I had no idea when I started writing my thesis just how complicated it would get. I’ve been glued to the sofa for around a month now, and like Cowper, I think I need to take a walk. Learning is usually task oriented. Reflecting on it, I think that the task I set for myself in blogging was simply to try and write something interesting each day. That’s all. Interesting to who? Well, interesting to me of course. No global axes to grind, no worlds to save, no journey towards self-improvement. Just say something worth saying.

I called my blog “this Public Address” after a notebook fragment from Blake regarding the state of engraving in England. Now I find that the name has taken a new twist.

At first, my thesis seemed like a good way to write about documentary photography. It’s a subject I knew quite a bit about already, being a student and practitioner for around 25 years. But it’s shifted in focus, of course, to some really deep issues in language philosophy. What is at stake is the nature of public address, or advocacy. Central to the concerns of documentary are evidentiary claims that something is wrong, or right, that deserves notice. It is an attempt to bring something to a public that might otherwise go unnoticed.

Pomo and Marxist criticism has marginalized documentary as a viable force for social change, branding it “rhetoric” in the derogatory sense, insisting that it reinforces the patriarchy and the dominant class structure. That might be, viewed through the narrow lens of cultural theory. But if that is true, then it is impossible to say or show anything to change anything. Any rhetoric of advocacy is branded as being “cultural ventriloquism” which only parrots back the problems it tries to ameliorate.

I want to believe in the possibility of social change. I want to find out why it seems so impossible to implement change. I can’t accept blindly, at face value, the demand that we not look at the “other” for fear of perpetuating subjugation. Increasingly, I think it is a problem of a narrow view of what constitutes “language.” But it’s not just a problem of words being inadequate, or images being overly full of signification to the point of being eternally relativistic. It’s a problem of how they work together, multi-modally, to construct meaning.

I want to believe that it’s possible to have effective public address, or to use Bryant’s term, rhetory, to inform and promote change rather than perpetual subjugation. But this is a matter of possibility, not certainty. While the rhetor’s intension is relatively simple to fix, and audience interpretation of the rhetoric is socially determined and cultural, the actual rhetory involved is seriously ill examined.

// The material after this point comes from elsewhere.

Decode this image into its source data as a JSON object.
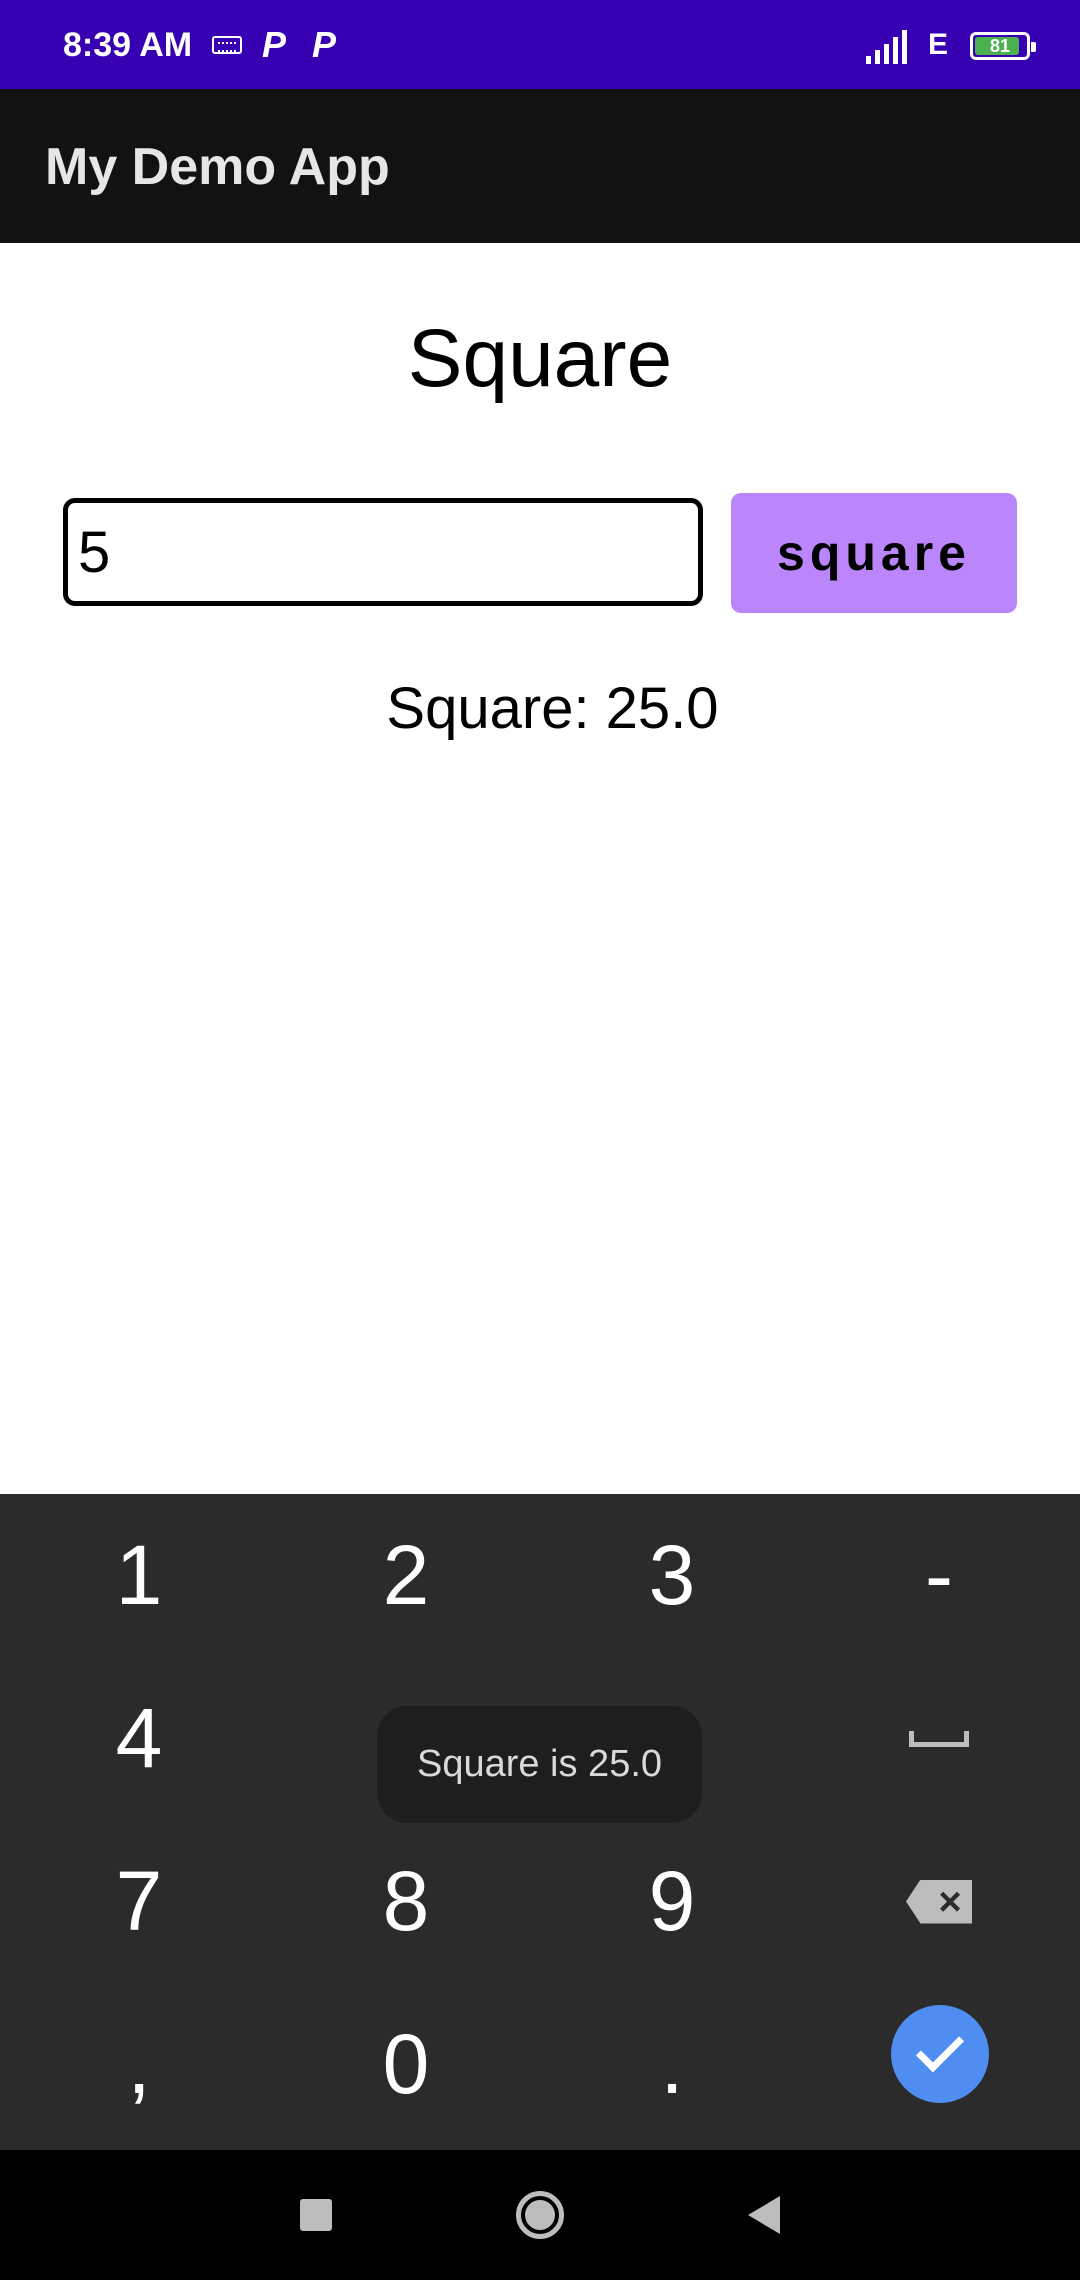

It’s a structural question, not a cultural or psychological problem. At least the way I see it now. Of course, I could be wrong.

Rhetory, I think, depends more on metonymy in contrast to poetry, which relies on metaphor. Metonomy is poorly defined in most critical inquires, I think. Rhetoricians always want to shift its definition, and follow the poetic tradition of calling it a weak trope. Metonymy is the feminized “other” when it comes to discourse theories, granted its place, but only at the back of the bus.

It is metonymy in its broadest sense (that of a perceived contiguity) that rules the web, where every point seems contigous with every other point. I don’t think it’s the weakest trope at all.